個人的は、「なんじゃこれは・・・」 という展開ですが、それ以上にG7会合と言うイベントに対して何か物悲しい感傷をすら抱いてしまいます。
 後輩から届いたメールにG7の無力さを指摘する件があり、私も全く同感でした。そもそも現実問題として世界経済を牽引するのはBRICS、イスラム経済、資源国などであり、所謂G7先進国は最早成熟した兄貴分的な存在に過ぎない中で、自分達だけが集まって意見交換をしても最早世界経済に与える実際的な影響力は限られていると言う事です。

G7のUN化現象とでも言うところでしょうか。世界平和などにおけるUN(国連)の無力さは最早存在自体が象徴的な意味しか持たないという状況ですが、実際的な影響力の低下を自覚して当事者のインセンティブも落ちている事と、組織内が不正や汚職の巣窟と化している事とは無関係ではないでしょう。その意味でUN化傾向を強め始めたG7会合の将来に対しては強い懸念を抱かざるを得ません。

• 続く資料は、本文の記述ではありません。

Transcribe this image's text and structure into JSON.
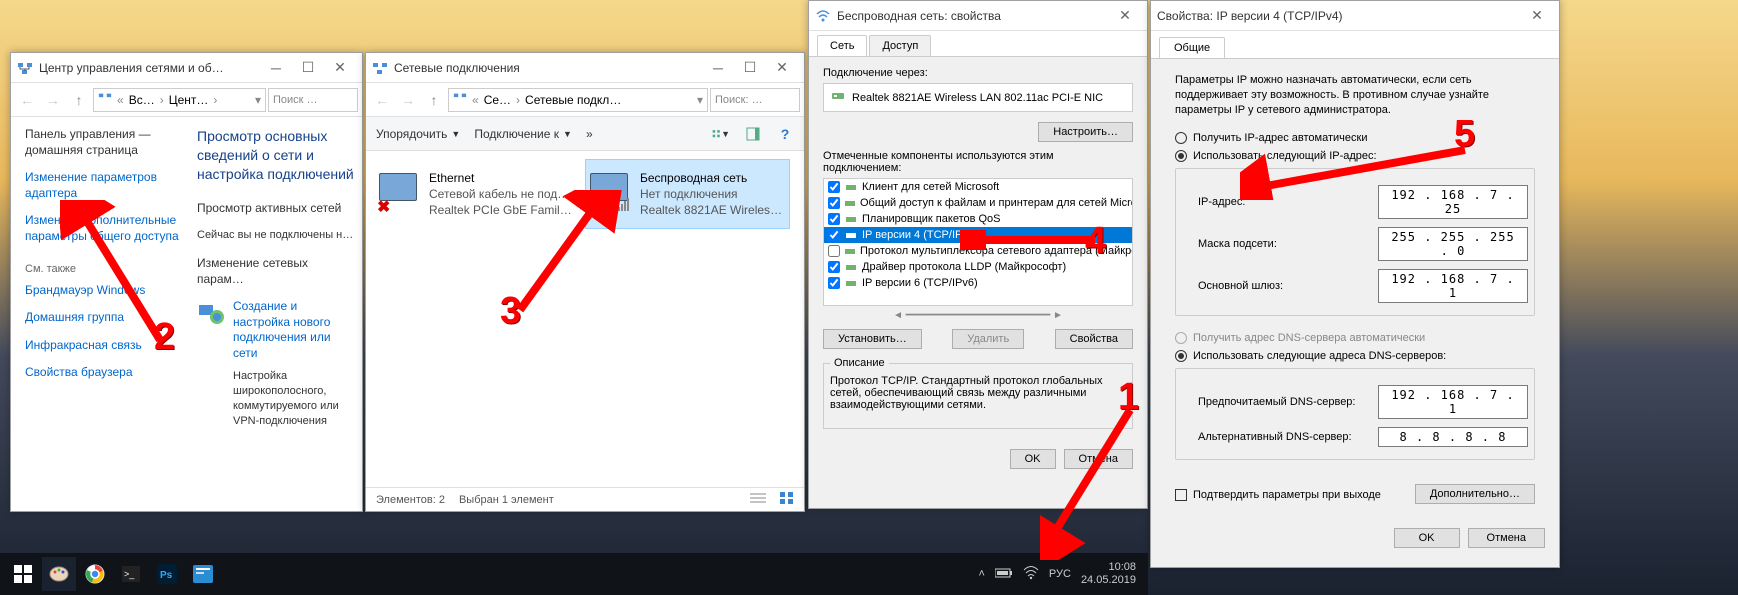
{
  "w1": {
    "title": "Центр управления сетями и об…",
    "crumb1": "Вс…",
    "crumb2": "Цент…",
    "search": "Поиск …",
    "side_home1": "Панель управления —",
    "side_home2": "домашняя страница",
    "side_adapter1": "Изменение параметров",
    "side_adapter2": "адаптера",
    "side_sharing1": "Изменить дополнительные",
    "side_sharing2": "параметры общего доступа",
    "side_seealso": "См. также",
    "side_fw": "Брандмауэр Windows",
    "side_hg": "Домашняя группа",
    "side_ir": "Инфракрасная связь",
    "side_bp": "Свойства браузера",
    "main_h3": "Просмотр основных сведений о сети и настройка подключений",
    "main_act_hdr": "Просмотр активных сетей",
    "main_act_txt": "Сейчас вы не подключены н…",
    "main_chg_hdr": "Изменение сетевых парам…",
    "main_link": "Создание и настройка нового подключения или сети",
    "main_plain": "Настройка широкополосного, коммутируемого или VPN-подключения"
  },
  "w2": {
    "title": "Сетевые подключения",
    "crumb1": "Се…",
    "crumb2": "Сетевые подкл…",
    "search": "Поиск: …",
    "tb_org": "Упорядочить",
    "tb_conn": "Подключение к",
    "eth_name": "Ethernet",
    "eth_state": "Сетевой кабель не подк…",
    "eth_adapter": "Realtek PCIe GbE Family …",
    "wifi_name": "Беспроводная сеть",
    "wifi_state": "Нет подключения",
    "wifi_adapter": "Realtek 8821AE Wireless …",
    "status1": "Элементов: 2",
    "status2": "Выбран 1 элемент"
  },
  "w3": {
    "title": "Беспроводная сеть: свойства",
    "tab1": "Сеть",
    "tab2": "Доступ",
    "conn_via": "Подключение через:",
    "adapter": "Realtek 8821AE Wireless LAN 802.11ac PCI-E NIC",
    "btn_conf": "Настроить…",
    "comps_lbl": "Отмеченные компоненты используются этим подключением:",
    "comps": [
      {
        "chk": true,
        "label": "Клиент для сетей Microsoft"
      },
      {
        "chk": true,
        "label": "Общий доступ к файлам и принтерам для сетей Micro"
      },
      {
        "chk": true,
        "label": "Планировщик пакетов QoS"
      },
      {
        "chk": true,
        "label": "IP версии 4 (TCP/IPv4)",
        "sel": true
      },
      {
        "chk": false,
        "label": "Протокол мультиплексора сетевого адаптера (Майкро"
      },
      {
        "chk": true,
        "label": "Драйвер протокола LLDP (Майкрософт)"
      },
      {
        "chk": true,
        "label": "IP версии 6 (TCP/IPv6)"
      }
    ],
    "btn_inst": "Установить…",
    "btn_del": "Удалить",
    "btn_prop": "Свойства",
    "desc_h": "Описание",
    "desc": "Протокол TCP/IP. Стандартный протокол глобальных сетей, обеспечивающий связь между различными взаимодействующими сетями.",
    "ok": "OK",
    "cancel": "Отмена"
  },
  "w4": {
    "title": "Свойства: IP версии 4 (TCP/IPv4)",
    "tab1": "Общие",
    "intro": "Параметры IP можно назначать автоматически, если сеть поддерживает эту возможность. В противном случае узнайте параметры IP у сетевого администратора.",
    "r_auto_ip": "Получить IP-адрес автоматически",
    "r_man_ip": "Использовать следующий IP-адрес:",
    "f_ip": "IP-адрес:",
    "v_ip": "192 . 168 .  7  . 25",
    "f_mask": "Маска подсети:",
    "v_mask": "255 . 255 . 255 .  0",
    "f_gw": "Основной шлюз:",
    "v_gw": "192 . 168 .  7  .  1",
    "r_auto_dns": "Получить адрес DNS-сервера автоматически",
    "r_man_dns": "Использовать следующие адреса DNS-серверов:",
    "f_dns1": "Предпочитаемый DNS-сервер:",
    "v_dns1": "192 . 168 .  7  .  1",
    "f_dns2": "Альтернативный DNS-сервер:",
    "v_dns2": " 8  .  8  .  8  .  8",
    "chk_valid": "Подтвердить параметры при выходе",
    "btn_adv": "Дополнительно…",
    "ok": "OK",
    "cancel": "Отмена"
  },
  "tb": {
    "lang": "РУС",
    "time": "10:08",
    "date": "24.05.2019"
  },
  "nums": {
    "n1": "1",
    "n2": "2",
    "n3": "3",
    "n4": "4",
    "n5": "5"
  }
}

そんな自らの限界を自覚してか、素朴なまでに率直な印象だけを残したG7会合でしたが足元の調整が一段落すれば、中期的に商品市場の上昇バイアス、先進国株式市場の下落バイアス、新興経済圏の株式市場の上昇バイアス、米ドルの下落バイアス、欧州通貨、資源国通貨、エマージング通貨の上昇バイアスなどが継続しそうな流れです。日本円については足元の上昇バイアスが数週間は継続するのではないでしょうか。中長期的な円の大幅上昇を見る向きも少なくないのですが、ここはもう少し分析が必要でしょう。この部分の視点に違いについては今後言及して行こうと思っています。